Enhancement of low molecular weight ginsenosides from low-quality ginseng through ultra-high-pressure and fermentation processes

Abstract

This study aimed to analyze the conversion pattern of high to low molecular weight ginsenosides in low-quality ginseng during lactic acid fermentation associated with an ultra-high-pressure process. It was found that the relative quantities of various low molecular weight ginsenosides were increased by 20 min of pressure treatment at 500 MPa following fermentation with Bifidobacterium longum. Specifically, after ultra-high-pressure extraction, the triol-type, low molecular weight Rg2 was the most abundant ginsenoside, at 1.213 mg/g. However, when low-quality ginseng was fermented, the concentrations of diol-type, low molecular weight ginsenosides (e.g., Compound-K (CK), Rh2, and Rg3) largely increased to 1.52, 1.241, and 0.947 mg/g, respectively. These data indicate that high molecular weight ginsenosides in ginseng could be broken down by two different hydrolysis mechanisms. In the fermentation process, the β-1,2 and β-1,4 glycosidic bonds in high molecular weight ginsenosides such as Re, Rc, and Rb1 were hydrolyzed to diol-type, low molecular weight ginsenosides by the β-glucosidase enzyme of the lactic acid bacterium.

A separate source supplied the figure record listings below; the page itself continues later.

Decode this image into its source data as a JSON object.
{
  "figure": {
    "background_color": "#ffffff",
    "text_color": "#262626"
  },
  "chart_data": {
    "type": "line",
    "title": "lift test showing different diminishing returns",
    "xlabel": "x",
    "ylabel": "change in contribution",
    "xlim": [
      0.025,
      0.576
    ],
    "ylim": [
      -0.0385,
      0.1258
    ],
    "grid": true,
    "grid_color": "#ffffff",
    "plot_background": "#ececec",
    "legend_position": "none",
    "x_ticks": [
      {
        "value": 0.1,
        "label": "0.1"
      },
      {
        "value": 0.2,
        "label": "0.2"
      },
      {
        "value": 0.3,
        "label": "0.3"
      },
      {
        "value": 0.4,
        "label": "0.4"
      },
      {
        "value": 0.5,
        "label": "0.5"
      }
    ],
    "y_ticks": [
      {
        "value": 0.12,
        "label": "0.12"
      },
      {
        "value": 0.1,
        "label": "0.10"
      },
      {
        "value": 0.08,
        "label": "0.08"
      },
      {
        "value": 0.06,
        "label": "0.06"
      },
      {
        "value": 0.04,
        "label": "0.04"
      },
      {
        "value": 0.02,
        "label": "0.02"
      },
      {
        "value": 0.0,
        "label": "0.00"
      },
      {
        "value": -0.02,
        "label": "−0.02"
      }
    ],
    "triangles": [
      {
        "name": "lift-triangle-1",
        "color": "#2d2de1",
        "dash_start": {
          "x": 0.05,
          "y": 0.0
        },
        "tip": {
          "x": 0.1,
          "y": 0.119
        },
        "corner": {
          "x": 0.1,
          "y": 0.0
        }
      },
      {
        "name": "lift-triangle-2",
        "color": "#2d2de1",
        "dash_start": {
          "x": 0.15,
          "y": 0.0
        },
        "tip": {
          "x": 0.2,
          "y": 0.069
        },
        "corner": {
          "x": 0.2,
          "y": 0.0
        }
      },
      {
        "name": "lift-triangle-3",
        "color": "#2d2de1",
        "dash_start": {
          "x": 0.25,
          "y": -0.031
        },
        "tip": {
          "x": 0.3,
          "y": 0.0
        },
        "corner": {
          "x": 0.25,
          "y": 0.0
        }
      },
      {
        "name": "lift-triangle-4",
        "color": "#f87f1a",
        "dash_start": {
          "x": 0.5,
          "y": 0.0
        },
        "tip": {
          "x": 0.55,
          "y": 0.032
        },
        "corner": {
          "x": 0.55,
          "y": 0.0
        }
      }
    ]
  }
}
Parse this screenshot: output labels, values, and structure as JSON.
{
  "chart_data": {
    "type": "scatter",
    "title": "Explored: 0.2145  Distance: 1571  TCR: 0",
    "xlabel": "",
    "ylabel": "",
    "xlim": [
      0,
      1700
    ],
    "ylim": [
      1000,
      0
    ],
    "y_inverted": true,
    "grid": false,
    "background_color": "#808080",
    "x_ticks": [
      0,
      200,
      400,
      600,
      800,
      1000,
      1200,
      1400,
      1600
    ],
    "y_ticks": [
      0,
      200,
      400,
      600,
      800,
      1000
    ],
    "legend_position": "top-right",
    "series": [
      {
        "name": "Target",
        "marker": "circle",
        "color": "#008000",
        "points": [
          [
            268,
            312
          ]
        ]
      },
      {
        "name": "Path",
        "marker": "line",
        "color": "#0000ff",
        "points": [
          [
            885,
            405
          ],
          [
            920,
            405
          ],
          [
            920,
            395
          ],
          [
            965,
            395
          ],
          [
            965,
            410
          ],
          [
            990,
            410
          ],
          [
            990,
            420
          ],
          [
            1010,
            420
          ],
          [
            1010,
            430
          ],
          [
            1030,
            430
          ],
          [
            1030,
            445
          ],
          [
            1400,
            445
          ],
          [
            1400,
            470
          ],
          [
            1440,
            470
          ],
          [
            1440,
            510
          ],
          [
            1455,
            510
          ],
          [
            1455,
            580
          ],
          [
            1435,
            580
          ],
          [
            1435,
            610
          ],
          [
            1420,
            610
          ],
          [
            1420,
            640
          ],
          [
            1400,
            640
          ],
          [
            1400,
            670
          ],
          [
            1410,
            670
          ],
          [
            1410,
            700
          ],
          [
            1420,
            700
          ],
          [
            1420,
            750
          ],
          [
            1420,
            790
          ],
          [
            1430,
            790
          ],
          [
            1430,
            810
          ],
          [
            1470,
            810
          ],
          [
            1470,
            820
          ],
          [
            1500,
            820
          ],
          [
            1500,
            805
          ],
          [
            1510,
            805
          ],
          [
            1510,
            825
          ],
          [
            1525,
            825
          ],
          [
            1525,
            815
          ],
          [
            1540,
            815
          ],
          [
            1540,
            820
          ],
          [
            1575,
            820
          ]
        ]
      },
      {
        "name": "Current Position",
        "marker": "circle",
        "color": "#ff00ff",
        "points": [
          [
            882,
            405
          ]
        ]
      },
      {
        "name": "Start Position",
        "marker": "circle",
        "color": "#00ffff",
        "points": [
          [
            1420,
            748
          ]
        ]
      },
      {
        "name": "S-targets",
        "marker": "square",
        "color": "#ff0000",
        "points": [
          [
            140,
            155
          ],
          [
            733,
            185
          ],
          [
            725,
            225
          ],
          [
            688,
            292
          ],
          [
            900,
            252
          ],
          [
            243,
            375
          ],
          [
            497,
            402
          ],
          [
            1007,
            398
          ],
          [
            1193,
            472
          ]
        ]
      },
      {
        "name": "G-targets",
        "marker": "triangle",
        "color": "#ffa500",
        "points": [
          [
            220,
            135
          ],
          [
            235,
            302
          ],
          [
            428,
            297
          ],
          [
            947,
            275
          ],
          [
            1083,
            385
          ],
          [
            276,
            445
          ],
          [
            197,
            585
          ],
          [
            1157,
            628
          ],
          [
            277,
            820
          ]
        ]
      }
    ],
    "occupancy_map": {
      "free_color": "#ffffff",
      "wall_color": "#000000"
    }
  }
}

Meanwhile, the physical energy of the ultra-high-pressure process specifically hydrolyzed relatively weak bonds of the sugars in high molecular weight ginsenosides such as Re to form the low molecular weight ginsenoside Rg2. Rg2, Rg3, Rh2, and CK increased to 2.043, 1.742, 1.834, and 2.415 mg/g, respectively, possibly due to a synergistic effect of combining both processes. Therefore, low molecular weight ginsenosides with higher biological activities than high molecular weight ginsenosides can be selectively obtained from low-quality ginseng using both fermentation and ultra-high-pressure processes.